In early June, Lions Tigers and Bears founder and director Bobbi Brink set out with a four-wheel drive vehicle and an estimated budget of about $3.50 per mile to rescue four big cats from an abandoned zoo in Oklahoma.
After contending with a field full of alligators, Brink and her crew pulled out a wounded tiger-lion hybrid ‘liger’ slated to receive medical care at the Oakland Zoo, another tiger who will also live out her days at the zoo, an elderly lion who will now live at Turpentine Creek Wildlife Refuge in Arkansas and a tiger who now calls the Lions Tigers and Bears facility in Alpine home.
Turpentine Creek president and founder Tanya Smith said sanctuaries are “the last stop” for exotic animals that would otherwise be destroyed. She, Turpentine animal curator Emily McCormack, Brink and others who serve together on the Big Cat Sanctuary Alliance and worked together to complete the joint rescue.
“With this rescue, the lion was in such poor health that we thought it was pretty immediate we needed to get her out. We reached out to Bobbi because she’s got the best rig with air conditioning to go across the desert,” Smith said.
Although it is not uncommon to work together and remove animals from uninhabitable or unsafe conditions, Brink said each rescue is a little different.
“We network and try to get a rescue all organized before we leave the ground. How many miles can we drive? Where are we going to stop? We try to get it all in place,” Brink said and although hotels often help out with water hoses and amenities along the way, the reality is rescuers are still crossing the country with large, exotic animals that might be injured or in poor health.

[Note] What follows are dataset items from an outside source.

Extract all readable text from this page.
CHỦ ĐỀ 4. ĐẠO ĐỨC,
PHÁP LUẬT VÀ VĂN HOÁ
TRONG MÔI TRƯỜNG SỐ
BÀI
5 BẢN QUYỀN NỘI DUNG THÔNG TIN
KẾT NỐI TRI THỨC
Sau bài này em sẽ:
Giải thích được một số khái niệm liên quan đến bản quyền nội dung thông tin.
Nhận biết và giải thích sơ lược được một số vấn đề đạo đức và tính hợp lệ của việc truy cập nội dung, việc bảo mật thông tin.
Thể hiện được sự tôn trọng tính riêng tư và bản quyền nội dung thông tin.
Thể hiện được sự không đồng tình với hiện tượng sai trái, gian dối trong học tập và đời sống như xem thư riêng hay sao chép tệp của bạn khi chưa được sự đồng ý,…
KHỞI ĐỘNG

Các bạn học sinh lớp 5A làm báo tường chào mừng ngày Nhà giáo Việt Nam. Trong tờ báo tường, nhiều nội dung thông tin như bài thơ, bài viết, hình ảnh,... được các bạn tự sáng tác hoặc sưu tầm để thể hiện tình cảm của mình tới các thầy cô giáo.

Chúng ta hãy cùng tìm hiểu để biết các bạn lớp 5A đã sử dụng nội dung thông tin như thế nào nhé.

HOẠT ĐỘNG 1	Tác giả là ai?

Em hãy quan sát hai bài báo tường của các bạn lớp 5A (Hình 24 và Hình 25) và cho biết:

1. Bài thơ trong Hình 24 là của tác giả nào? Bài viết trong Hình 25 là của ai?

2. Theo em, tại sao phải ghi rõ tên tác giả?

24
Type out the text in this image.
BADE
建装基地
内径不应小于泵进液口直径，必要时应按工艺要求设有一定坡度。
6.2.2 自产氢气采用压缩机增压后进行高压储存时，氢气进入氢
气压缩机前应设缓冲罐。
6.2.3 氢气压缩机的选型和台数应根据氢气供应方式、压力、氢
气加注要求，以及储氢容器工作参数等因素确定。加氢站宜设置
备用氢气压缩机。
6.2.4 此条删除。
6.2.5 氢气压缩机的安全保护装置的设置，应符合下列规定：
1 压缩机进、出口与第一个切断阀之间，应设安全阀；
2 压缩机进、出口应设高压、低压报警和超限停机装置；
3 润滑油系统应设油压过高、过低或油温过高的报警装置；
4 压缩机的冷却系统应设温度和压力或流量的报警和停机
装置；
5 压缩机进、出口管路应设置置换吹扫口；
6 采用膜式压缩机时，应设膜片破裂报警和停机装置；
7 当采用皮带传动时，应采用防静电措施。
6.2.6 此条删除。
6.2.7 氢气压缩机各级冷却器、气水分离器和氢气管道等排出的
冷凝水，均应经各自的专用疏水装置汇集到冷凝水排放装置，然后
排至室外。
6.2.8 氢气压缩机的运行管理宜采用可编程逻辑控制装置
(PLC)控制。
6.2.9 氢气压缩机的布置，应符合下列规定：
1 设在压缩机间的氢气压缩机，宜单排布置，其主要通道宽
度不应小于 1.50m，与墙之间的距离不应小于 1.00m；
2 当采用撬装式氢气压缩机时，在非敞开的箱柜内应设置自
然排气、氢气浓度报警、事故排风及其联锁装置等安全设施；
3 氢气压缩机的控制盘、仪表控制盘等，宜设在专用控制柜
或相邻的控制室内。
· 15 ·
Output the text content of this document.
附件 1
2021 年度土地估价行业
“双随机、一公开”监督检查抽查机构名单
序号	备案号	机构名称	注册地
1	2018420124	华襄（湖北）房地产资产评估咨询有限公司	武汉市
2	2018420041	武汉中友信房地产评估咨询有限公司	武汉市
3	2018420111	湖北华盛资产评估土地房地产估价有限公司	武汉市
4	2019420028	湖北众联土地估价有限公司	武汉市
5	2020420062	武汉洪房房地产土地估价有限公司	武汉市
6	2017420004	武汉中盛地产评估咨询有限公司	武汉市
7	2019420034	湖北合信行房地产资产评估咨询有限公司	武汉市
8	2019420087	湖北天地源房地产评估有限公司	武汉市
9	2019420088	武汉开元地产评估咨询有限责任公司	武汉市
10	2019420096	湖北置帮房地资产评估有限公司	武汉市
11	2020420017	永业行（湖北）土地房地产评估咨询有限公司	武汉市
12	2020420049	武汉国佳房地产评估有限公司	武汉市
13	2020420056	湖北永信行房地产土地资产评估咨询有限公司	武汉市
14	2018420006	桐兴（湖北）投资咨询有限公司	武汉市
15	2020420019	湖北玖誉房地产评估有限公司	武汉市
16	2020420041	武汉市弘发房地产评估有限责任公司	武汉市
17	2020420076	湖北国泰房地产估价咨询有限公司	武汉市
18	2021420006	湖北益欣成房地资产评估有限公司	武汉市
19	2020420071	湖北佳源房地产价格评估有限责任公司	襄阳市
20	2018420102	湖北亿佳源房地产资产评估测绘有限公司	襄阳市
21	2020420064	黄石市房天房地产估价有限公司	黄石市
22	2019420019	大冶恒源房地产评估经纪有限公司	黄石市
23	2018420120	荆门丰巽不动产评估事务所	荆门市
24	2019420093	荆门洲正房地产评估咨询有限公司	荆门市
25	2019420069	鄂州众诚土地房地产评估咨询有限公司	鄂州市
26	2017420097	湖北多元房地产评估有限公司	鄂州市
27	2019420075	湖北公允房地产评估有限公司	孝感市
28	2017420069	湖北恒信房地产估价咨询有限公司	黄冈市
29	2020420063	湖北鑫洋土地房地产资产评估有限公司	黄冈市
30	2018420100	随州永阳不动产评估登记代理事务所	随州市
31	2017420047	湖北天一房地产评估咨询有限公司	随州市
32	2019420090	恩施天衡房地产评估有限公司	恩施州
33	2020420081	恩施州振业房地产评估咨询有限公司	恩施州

Once a public business no longer needs a license, the United States Department of Agriculture is out of the picture, Smith said, so nobody is inspecting facilities or keeping track of animals. Both she and Brink said animals are often malnourished, injured or neglected.
“When we took the 68 cats out of the Tiger King park in Oklahoma, we were able to identify who the main players were through the Big Cat Alliance. Usually, when you find out there’s animals in need, there’s a quick process. Because we are good at our jobs and have been here so long, the Department of Justice will call us. The rescue is just the beginning,” Smith said.
Once rescued, the sanctuaries have to be ready with a clean environment, veterinary care, enough funding to provide for the animals. For example, Brink said the tiger who came to Alpine, now named Kallie, “had a really bad declaw and has never had pain medication” but is now settling in on soft straw to make walking easier. She is scheduled for x-rays on July 9 so staff can get a better sense of what is going on inside her injured feet.
“She’s going to have a physical and we’ll learn more when we get her on the table. I’m guessing she’s about 10 or 12 years old. When we get a good look at her teeth we’ll have a better idea.
She was initially scared of people but she pretty quickly learned ‘I’m going to get fed by them’ and she’s jumping right in the transport cage now (where the animals are fed) and she’s gaining weight and doing well. You can’t throw food at them too fast, you have to do it slowly,” Brink said.
Normally, she said, they would not partner with a zoo but the Oakland Zoo had space for two rescues and, in a first for Brink, donated money to help pay for transport. Brink said she is optimistic zoos might be taking an interest in serving as sanctuaries and provide homes for animals with no intention of breeding them.
“We have to prevent surplus animals. I feel like my interns, the 20-year olds are going to make a huge decision: do we keep breeding animals in captivity or work on keeping them in the wild. If we are breeding them, we have to get our breeding plans together so there aren’t any surplus animals that go out the back door,” Brink said.
Both Brink and Smith say it is important to push for the Big Cat Safety Act, a pending federal bill which would essentially ban private tiger ownership. Their experiences in rescue share the same key points, repeatedly: inexperienced people adopt a young, exotic animal and are overwhelmed when it grows up.
“We see people who are just ignorant of what it takes for people to take care of an animal of this magnitude, who put them in a cage as a cub and they’re just stuck there for the rest of their life. We’ve been here 30 years and rescued over 500 animals. My parents and I started this rescue in 1992 and there’s still such a need, it makes me crazy,” Smith said.
If the bill Big Cat Safety Act doesn’t ever pass, she said, rescue advocates will shift to focusing on education at the state level.
“What we’ve been thinking, through the sanctuary alliance, is to come up with a plan that would work for each state. Authorities don’t always know where the animals are. We once rescued 40 big cats from a place where a 72-year-old lady with cancer was trying to care for them all. The sheriff at the time said if I hadn’t found out about them, he would have had to shoot them,” Smith said. Still, Smith said, building an alliance is helping rescues help each other.
“The good thing about the alliance is we can share who we are, what we’re doing, what we need, and it works to make rescues better. Maybe we’re not able to house a rescued animal but can provide trailers. We all help each other,” Smith said.